Charles Vidor had taken Rita Hayworth to stardom with Cover Girl in 1944 and to the silver screen Pantheon with Gilda in 1946. With Down to Earth her studio, Columbia, tried to capitalize on her reputation but Alexander Hall wasn’t the director and this wasn’t the film to do so.

A kind of sequel to Hall’s own 1941 comedy Here Comes Mr Jordan and taking characters from a play by Harry Segall called ‘Heaven Can Wait’ (which would become the basis for Warren Beatty’s 1978 film of the same name), Down To Earth sees Hayworth as the Greek goddess of dance, Terpsichore, who gets wind that Broadway director/producer/actor Danny Miller (Larry Parks) is preparing a lowbrow musical comedy about her and her fellow muses called ‘Swinging the Muses’. Disguised as a mortal named Kitty Pendleton, with the approval of Heaven’s traffic co-ordinator, Mr Jordan (Roland Culver), she visits Earth in an attempt to transform the show into a work of art. But she comes to learn that for a musical comedy, Art is the kiss of Death.

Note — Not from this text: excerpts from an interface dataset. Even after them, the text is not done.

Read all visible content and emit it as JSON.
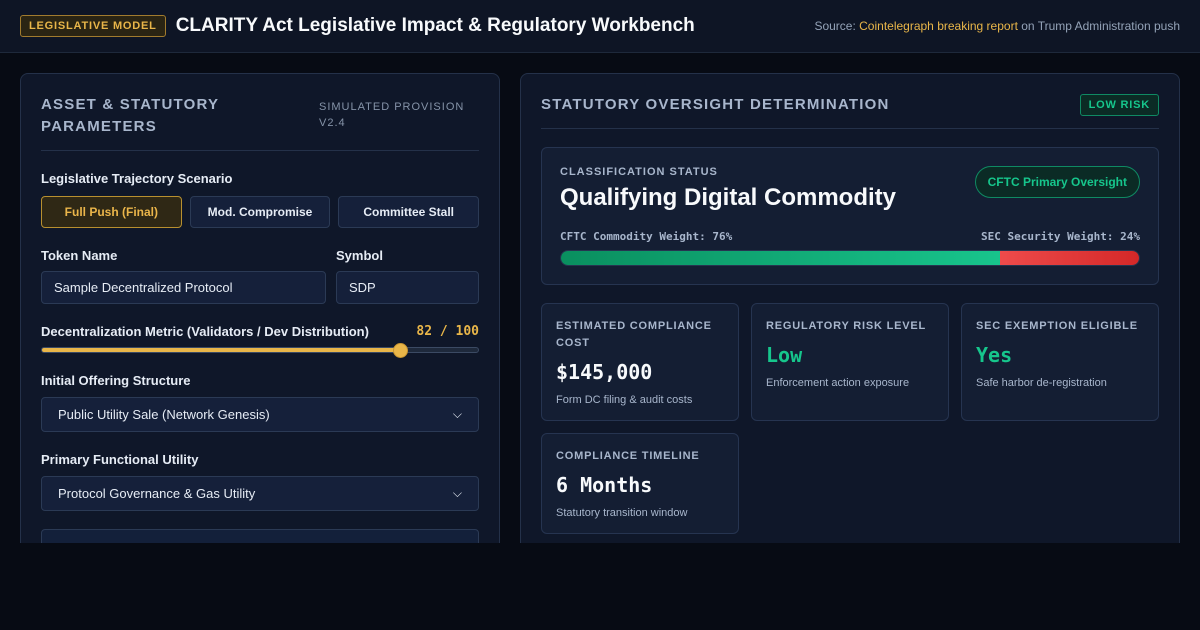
{
  "header": {
    "badge": "LEGISLATIVE MODEL",
    "title": "CLARITY Act Legislative Impact & Regulatory Workbench",
    "source_prefix": "Source: ",
    "source_link": "Cointelegraph breaking report",
    "source_suffix": " on Trump Administration push"
  },
  "left_panel": {
    "title": "Asset & Statutory Parameters",
    "provision": "Simulated Provision v2.4",
    "scenario_label": "Legislative Trajectory Scenario",
    "scenarios": [
      {
        "label": "Full Push (Final)",
        "active": true
      },
      {
        "label": "Mod. Compromise",
        "active": false
      },
      {
        "label": "Committee Stall",
        "active": false
      }
    ],
    "token_name_label": "Token Name",
    "token_name_value": "Sample Decentralized Protocol",
    "symbol_label": "Symbol",
    "symbol_value": "SDP",
    "metric_label": "Decentralization Metric (Validators / Dev Distribution)",
    "metric_value": 82,
    "metric_max": 100,
    "metric_display": "82 / 100",
    "offering_label": "Initial Offering Structure",
    "offering_value": "Public Utility Sale (Network Genesis)",
    "utility_label": "Primary Functional Utility",
    "utility_value": "Protocol Governance & Gas Utility"
  },
  "right_panel": {
    "title": "Statutory Oversight Determination",
    "risk_badge": "LOW RISK",
    "classification": {
      "eyebrow": "Classification Status",
      "title": "Qualifying Digital Commodity",
      "pill": "CFTC Primary Oversight",
      "cftc_label": "CFTC Commodity Weight: 76%",
      "sec_label": "SEC Security Weight: 24%",
      "cftc_weight": 76,
      "sec_weight": 24
    },
    "stats": [
      {
        "label": "Estimated Compliance Cost",
        "value": "$145,000",
        "sub": "Form DC filing & audit costs",
        "green": false
      },
      {
        "label": "Regulatory Risk Level",
        "value": "Low",
        "sub": "Enforcement action exposure",
        "green": true
      },
      {
        "label": "SEC Exemption Eligible",
        "value": "Yes",
        "sub": "Safe harbor de-registration",
        "green": true
      },
      {
        "label": "Compliance Timeline",
        "value": "6 Months",
        "sub": "Statutory transition window",
        "green": false
      }
    ]
  },
  "colors": {
    "accent_gold": "#e9b649",
    "status_green": "#16c68c",
    "sec_red": "#e23b3b",
    "background": "#070b14"
  }
}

With music by Doris Fisher and lyrics by Allan Roberts after a scene-setting preamble the film starts well with an appropriately vulgar production number ‘Kiss Of The Muse’ before swooping up to the Olympian realm and introducing Hayworth’s Terpsichore.  There is a good deal of fun to be had here playing on the high art/low entertainment opposition but thereafter the film settles down to become a rather routine variant of the “putting-on-a-show” type of musical albeit one with an evidently considerable budget and quality production values. 

There are not a lot of song-and-dance numbers and of those that there are none really stand out in either department.  Whilst Larry Parks, who starred the previous year in the surprisingly popular The Jolson Story adds nothing of note (literally, as his vocals were dubbed) or metaphorically, to proceedings, Hayworth not only looks gorgeous but throws herself into her role with enthusiasm (her vocals were dubbed by Anita Ellis) and this alone, for fans at least, will sustain attention. Edward Everett Horton, stalwart of the Astaire/Rogers musicals of the ’30s appears as Messenger 7013.